Changing Fortunes
One Man’s Persistence Affected An Entire Program
JOE GAMBACCINI took a roundabout path to arrive in the classic car restoration business. A former regional planner who decided to turn his old car hobby into a career, in January 2015, the 48-year-old enrolled in the automotive restoration program at Central Carolina Community College (CCCC; cccc.edu) in Sanford, North Carolina, to get his education.
Leaving his full-time government job to go to school full time, Joe had been researching ways to help pay for school. That’s when he discovered the Hagerty Education Program at America’s Car Museum (HEP). “I was looking online for grant programs and scholarships for myself,” he says. “Then I saw the Hagerty Education Program.” The program, however, is structured for institutional awards rather than funding for individuals, so Joe did the next best thing.
He reached out to Meghan Brown, Director of Grants and Strategic Initiatives at CCCC. “Funding grants for some of our technical programs has always been difficult for us,” she says, “because there’s a heavy focus on funding new programs. It’s a little more difficult to find money to support programs that are already established,” like CCCC’s auto restoration program, which began in 2001.
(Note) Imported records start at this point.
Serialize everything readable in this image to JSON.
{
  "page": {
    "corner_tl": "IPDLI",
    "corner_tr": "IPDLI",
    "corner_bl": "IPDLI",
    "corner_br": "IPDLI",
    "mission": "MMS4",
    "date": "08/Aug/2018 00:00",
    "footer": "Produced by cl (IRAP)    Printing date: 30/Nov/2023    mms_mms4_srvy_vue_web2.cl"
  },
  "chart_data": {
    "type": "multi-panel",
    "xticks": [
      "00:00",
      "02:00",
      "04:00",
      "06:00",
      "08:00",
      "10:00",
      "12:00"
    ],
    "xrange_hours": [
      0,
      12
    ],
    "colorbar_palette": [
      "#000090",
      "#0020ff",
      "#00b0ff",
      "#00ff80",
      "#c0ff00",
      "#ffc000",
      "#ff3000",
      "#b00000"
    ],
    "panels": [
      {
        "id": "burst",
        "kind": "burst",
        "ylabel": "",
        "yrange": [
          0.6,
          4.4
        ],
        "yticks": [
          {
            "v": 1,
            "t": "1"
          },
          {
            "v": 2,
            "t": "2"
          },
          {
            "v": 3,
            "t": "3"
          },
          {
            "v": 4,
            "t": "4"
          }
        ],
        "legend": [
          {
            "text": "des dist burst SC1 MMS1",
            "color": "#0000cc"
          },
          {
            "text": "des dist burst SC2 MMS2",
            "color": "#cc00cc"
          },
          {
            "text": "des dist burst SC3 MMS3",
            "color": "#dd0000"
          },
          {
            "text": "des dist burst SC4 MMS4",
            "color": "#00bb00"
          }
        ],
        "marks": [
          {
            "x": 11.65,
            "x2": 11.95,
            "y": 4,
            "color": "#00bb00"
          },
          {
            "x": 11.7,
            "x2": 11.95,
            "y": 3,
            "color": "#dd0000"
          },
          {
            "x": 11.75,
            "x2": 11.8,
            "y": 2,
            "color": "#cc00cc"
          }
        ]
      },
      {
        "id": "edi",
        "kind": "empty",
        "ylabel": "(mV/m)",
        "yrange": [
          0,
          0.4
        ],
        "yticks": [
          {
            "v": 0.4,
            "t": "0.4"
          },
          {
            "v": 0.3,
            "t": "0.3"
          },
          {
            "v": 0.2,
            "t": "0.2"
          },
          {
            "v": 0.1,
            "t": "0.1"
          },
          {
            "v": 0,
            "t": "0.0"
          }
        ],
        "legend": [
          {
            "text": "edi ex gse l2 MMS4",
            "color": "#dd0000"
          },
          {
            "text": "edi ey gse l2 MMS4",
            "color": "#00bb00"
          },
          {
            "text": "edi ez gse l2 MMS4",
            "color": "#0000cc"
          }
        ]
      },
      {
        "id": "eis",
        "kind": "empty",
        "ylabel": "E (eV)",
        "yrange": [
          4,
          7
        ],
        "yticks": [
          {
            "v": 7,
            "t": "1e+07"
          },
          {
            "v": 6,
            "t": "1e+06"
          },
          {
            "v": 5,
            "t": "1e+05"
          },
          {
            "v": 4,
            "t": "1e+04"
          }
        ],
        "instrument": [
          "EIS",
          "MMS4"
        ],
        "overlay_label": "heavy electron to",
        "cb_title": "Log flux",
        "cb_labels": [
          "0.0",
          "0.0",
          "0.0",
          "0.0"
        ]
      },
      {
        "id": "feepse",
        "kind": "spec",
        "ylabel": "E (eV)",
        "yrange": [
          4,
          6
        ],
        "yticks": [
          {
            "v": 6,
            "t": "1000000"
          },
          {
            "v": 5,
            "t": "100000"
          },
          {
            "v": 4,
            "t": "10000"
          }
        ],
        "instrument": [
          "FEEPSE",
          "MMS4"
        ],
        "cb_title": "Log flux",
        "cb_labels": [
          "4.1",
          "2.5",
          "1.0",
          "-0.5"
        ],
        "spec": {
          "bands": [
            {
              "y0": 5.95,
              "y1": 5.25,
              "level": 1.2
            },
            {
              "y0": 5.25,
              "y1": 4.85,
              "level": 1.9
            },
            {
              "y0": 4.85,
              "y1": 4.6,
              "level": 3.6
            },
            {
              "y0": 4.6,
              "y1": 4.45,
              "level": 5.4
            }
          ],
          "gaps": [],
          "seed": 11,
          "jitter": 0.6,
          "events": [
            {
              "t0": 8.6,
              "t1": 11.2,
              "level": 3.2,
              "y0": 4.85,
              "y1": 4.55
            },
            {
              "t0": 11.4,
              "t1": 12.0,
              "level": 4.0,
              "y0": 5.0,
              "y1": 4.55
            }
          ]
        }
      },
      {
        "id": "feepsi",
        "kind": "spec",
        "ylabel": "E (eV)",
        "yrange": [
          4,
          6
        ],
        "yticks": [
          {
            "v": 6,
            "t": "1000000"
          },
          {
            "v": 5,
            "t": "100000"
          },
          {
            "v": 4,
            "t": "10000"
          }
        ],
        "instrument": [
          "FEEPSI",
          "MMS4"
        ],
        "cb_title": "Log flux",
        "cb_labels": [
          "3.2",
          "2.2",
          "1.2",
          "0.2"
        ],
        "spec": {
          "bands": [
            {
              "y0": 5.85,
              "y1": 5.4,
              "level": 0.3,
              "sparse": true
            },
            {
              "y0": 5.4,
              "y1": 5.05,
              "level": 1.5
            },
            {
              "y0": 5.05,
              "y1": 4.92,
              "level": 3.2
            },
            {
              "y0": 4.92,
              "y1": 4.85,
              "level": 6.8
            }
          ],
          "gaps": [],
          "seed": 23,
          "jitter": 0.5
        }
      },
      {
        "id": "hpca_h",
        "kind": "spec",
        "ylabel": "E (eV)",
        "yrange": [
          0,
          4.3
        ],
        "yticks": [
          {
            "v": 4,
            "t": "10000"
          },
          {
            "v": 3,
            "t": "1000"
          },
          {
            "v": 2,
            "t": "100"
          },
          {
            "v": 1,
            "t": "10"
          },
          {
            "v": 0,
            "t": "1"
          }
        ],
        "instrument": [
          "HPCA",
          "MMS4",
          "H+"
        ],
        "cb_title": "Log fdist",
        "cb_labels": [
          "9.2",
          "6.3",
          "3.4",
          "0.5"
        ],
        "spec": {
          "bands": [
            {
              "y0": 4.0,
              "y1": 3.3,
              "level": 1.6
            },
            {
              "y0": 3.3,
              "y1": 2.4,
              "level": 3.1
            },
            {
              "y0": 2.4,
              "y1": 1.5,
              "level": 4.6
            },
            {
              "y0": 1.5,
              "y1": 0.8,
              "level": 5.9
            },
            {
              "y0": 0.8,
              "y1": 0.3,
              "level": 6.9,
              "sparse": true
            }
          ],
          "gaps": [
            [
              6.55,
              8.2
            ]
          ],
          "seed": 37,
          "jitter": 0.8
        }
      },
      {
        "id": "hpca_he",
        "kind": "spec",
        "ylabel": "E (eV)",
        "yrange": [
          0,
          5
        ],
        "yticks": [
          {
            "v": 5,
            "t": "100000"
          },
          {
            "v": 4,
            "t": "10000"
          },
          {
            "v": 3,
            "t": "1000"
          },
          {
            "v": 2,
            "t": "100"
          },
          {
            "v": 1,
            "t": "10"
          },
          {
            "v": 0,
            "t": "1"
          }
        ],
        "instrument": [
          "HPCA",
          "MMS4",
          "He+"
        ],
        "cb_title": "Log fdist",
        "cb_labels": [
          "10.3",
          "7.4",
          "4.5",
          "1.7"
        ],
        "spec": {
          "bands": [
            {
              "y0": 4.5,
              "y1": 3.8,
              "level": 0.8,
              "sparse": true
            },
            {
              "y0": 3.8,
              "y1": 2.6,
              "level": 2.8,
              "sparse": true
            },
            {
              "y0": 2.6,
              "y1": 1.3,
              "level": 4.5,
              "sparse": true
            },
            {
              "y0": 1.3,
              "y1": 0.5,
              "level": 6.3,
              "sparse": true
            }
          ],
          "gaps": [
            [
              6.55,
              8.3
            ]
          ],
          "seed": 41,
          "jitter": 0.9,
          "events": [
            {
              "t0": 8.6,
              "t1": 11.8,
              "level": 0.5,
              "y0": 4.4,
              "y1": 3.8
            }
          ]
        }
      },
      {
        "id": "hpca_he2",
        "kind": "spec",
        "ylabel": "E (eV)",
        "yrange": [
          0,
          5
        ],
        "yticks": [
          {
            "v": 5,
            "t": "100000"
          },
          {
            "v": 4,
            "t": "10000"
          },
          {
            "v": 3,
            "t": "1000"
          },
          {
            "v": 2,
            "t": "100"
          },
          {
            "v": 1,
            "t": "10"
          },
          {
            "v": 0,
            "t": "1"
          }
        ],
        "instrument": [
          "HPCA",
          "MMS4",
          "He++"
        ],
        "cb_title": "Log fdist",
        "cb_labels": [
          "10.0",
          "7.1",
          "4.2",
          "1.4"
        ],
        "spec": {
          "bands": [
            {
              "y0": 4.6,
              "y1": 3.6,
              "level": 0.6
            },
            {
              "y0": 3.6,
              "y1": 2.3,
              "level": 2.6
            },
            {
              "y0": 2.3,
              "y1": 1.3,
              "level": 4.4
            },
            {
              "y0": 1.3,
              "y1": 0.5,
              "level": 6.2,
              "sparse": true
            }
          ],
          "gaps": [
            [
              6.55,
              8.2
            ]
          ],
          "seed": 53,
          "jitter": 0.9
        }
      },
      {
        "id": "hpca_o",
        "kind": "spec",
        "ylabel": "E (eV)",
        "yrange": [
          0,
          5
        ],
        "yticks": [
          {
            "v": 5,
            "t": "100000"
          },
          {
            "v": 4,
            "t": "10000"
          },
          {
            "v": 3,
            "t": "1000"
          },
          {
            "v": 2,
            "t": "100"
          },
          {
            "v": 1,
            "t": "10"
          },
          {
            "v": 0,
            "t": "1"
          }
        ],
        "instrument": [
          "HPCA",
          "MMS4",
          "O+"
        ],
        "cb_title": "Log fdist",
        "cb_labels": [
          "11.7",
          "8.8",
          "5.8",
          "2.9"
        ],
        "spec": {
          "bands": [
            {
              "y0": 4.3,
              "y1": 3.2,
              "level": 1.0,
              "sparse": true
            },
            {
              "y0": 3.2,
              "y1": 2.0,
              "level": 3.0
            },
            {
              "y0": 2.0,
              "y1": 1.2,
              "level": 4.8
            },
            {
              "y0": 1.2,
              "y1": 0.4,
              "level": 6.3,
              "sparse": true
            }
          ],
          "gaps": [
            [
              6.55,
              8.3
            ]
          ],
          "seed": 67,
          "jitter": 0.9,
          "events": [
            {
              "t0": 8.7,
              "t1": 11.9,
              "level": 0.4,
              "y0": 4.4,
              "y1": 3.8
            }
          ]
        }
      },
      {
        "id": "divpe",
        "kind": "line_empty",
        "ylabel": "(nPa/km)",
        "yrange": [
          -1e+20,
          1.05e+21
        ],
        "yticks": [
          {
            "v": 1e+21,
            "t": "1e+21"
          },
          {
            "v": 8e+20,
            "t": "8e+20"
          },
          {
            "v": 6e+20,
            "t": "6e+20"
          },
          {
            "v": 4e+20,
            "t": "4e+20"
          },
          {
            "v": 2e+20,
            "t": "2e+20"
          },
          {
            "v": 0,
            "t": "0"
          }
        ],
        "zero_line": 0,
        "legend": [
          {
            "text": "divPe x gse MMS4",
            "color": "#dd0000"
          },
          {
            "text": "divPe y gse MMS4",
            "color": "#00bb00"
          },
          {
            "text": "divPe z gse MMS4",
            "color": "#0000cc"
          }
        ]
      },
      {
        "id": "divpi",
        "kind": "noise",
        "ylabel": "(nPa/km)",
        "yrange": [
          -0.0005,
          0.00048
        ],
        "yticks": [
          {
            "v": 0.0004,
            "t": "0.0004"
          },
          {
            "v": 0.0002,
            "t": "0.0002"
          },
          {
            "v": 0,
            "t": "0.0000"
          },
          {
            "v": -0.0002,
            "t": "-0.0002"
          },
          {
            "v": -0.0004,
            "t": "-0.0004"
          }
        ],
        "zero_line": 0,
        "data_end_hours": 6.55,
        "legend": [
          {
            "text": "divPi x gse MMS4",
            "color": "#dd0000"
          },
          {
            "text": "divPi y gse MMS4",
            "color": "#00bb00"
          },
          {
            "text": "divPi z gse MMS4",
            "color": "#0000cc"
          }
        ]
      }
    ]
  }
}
“I’d been looking for grants for our automotive programs, without much luck,” Brown says. “So it was really amazing when I followed the link that Joe sent me. It just fits our program so specifically, which is really phenomenal.”
By July, HEP had reviewed CCCC’s application and awarded the school $12,000 in scholarship money for the 2015–16 school year, including three $3,000 and three $1,000 scholarships. The news was published in the Dunn Daily Record newspaper that month and had an instant impact. “We had several students call us who weren’t previously enrolled at CCCC, just to join the program,” Brown says. “We didn’t anticipate the volume of calls we were going to get.”
Gambaccini had been in the program for half a year by that point, and he was selected to receive one of the scholarships. Then his fortunes changed. Following a field trip to a local restoration shop, he was offered a job and left school. “I couldn’t turn it down,” he says. “But around that time I also got the scholarship notice, which was hard to give back.”
Gambaccini still has two semesters remaining to complete his degree, but he has moved on to another shop and is doing what he set out to do when he left his old job: to earn his keep by restoring classic cars. While pursuit of his degree is on hold, he’s thrilled that his efforts to pay for school have benefitted so many others, and he hopes the program grows.
As for himself, he has no regrets. “I’m doing what I should have been doing for the last 30 years.”